Finding the infimum of summable sequences in a decomposition

Question

Let $\{e_k\}_{k=1}^2$ denote the canonical orthonormal basis in $\mathbb{C}^2$. Put $\{f_k\}_{k=1}^4 = \{e_1, e_2, e_1-e_2, e_1 + e_2\}$. Clearly we have a representation of $e_1$ in terms of $\{f_k\}_{k=1}^4$. I am interested in finding $$m = \inf\left\{\sum_{k=1}^4 |c_k|: e_1 = \sum_{k=1}^4 c_kf_k\right\}.$$ Clearly $m \leq 1$ since we can take $c_1 = 1$ and $c_2 = c_3 = c_4 = 0$. However, I believe that $m = 1$. To show this assume that we have $$e_1 = \sum_{k=1}^4 c_kf_k,$$ for some $\{c_k\}_{k=1}^4$. How can I show that $$\sum_{k=1}^4 |c_k| \geq 1?$$

Answer 1

Here is a way to do it!

You can first solve the linear system of equations: that will let you find the coefficients for linear combinations of your generators that result in $e_1$.

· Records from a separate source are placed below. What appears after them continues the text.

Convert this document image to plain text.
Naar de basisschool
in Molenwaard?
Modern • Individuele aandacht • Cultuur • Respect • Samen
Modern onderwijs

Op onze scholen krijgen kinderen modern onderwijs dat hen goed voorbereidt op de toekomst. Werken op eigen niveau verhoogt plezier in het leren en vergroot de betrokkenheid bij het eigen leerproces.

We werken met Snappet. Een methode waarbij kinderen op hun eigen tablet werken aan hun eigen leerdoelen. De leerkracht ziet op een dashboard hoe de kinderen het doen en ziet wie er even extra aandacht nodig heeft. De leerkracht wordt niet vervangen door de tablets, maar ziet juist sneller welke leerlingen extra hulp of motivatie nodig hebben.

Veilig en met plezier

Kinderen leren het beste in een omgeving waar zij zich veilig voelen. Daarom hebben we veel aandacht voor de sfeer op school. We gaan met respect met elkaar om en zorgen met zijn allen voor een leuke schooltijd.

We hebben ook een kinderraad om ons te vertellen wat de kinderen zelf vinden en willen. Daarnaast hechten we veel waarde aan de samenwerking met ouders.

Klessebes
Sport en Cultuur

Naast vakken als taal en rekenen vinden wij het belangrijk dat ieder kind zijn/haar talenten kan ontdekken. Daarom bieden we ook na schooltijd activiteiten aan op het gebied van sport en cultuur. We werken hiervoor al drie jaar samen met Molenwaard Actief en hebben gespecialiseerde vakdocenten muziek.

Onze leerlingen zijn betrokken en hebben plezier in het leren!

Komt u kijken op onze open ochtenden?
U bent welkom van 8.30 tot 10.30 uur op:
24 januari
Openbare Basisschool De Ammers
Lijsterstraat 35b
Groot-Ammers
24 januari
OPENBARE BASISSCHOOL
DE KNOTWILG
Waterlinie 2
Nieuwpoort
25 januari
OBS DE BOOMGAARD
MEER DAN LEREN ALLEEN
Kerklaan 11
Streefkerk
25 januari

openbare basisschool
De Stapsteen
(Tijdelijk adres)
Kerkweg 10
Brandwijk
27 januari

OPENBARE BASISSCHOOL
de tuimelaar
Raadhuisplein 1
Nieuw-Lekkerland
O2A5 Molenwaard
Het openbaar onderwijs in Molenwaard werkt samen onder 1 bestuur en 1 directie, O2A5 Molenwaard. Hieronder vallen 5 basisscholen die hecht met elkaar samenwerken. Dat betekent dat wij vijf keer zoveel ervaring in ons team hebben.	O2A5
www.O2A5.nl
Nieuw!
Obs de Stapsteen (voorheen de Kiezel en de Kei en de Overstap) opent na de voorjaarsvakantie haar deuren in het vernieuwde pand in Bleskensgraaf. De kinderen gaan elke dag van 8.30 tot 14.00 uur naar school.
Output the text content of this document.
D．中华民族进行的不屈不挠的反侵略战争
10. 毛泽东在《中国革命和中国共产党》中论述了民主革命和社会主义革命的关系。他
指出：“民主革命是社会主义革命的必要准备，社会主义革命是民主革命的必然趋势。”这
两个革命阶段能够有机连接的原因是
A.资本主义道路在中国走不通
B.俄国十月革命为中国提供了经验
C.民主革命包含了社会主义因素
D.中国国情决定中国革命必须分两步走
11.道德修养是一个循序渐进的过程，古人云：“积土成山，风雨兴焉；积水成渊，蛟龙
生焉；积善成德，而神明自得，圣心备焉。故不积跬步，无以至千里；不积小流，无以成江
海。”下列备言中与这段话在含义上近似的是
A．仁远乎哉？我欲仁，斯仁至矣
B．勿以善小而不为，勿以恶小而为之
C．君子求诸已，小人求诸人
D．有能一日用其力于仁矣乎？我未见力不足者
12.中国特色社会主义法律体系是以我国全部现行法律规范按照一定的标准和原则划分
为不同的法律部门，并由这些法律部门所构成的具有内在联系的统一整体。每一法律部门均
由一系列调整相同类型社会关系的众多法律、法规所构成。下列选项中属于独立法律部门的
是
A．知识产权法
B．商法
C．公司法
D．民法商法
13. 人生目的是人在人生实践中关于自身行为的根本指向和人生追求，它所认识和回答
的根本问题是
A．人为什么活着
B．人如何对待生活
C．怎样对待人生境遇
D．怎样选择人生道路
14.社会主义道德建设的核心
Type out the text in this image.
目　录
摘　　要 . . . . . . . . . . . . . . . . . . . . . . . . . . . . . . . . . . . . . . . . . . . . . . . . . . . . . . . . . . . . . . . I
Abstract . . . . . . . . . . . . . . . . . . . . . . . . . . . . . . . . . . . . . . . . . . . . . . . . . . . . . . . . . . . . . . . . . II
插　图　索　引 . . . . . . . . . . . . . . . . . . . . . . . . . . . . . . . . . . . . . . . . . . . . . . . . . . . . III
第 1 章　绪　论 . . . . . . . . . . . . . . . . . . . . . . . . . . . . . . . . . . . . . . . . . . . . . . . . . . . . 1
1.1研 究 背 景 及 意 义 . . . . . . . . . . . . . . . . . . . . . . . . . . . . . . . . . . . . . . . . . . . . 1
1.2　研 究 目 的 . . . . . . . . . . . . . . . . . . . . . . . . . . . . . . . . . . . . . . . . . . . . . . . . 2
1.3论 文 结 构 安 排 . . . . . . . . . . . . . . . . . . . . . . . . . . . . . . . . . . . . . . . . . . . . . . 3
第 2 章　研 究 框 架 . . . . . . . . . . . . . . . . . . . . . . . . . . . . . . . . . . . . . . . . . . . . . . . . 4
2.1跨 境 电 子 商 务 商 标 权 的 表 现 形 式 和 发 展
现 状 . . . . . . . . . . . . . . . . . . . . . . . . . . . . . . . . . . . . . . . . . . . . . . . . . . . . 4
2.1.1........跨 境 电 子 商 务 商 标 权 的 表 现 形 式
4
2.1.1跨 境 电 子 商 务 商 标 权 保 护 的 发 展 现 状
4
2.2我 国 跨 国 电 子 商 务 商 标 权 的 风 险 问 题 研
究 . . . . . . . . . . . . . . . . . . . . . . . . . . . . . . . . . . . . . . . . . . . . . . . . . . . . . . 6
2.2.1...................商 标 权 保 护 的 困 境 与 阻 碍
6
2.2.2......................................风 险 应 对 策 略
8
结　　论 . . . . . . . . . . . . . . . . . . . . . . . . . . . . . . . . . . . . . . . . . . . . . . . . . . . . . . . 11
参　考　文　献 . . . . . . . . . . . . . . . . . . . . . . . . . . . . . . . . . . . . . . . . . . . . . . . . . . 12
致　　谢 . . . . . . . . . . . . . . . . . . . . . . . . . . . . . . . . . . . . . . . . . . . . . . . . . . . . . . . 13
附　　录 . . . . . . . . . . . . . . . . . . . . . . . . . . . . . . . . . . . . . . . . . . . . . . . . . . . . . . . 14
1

For that, first solve for $e_1$, for example $e_1=f_1$, and then solve the homogeneous equation to see all possible solutions.

I got the following solution for the homogeneous equation: $$0 = \alpha (f_1 + f_2 - f_3) + \beta(f_1 - f_2 - f_4) \forall \alpha, \beta \in \mathbb{C}.$$

Now note that if $e_1 = \sum_{c=1}^{4} c_i f_i$ then we have that we can equivalently suppose that the $c_i$ are of the form: $$c_1 = 1 + \alpha - \beta, \\ c_2 = \alpha - \beta, \\ c_3 = -\alpha, \text{ and}\\ c_4 = - \beta.$$

Now you can replace each $c_i$ by these expressions and minimize over $\alpha$ and $\beta$ instead.

However, note that $$|c_1| + |c_2| + |c_3| + |c_4| \geq \\ (1 - |\alpha| - |\beta|) + |\alpha - \beta| + |\alpha| + |\beta| = \\ 1 + |\alpha - \beta| \geq 1$$ which in combination with the fact that the sum is $1$ when $\alpha=\beta=0$ proves your affirmation is true.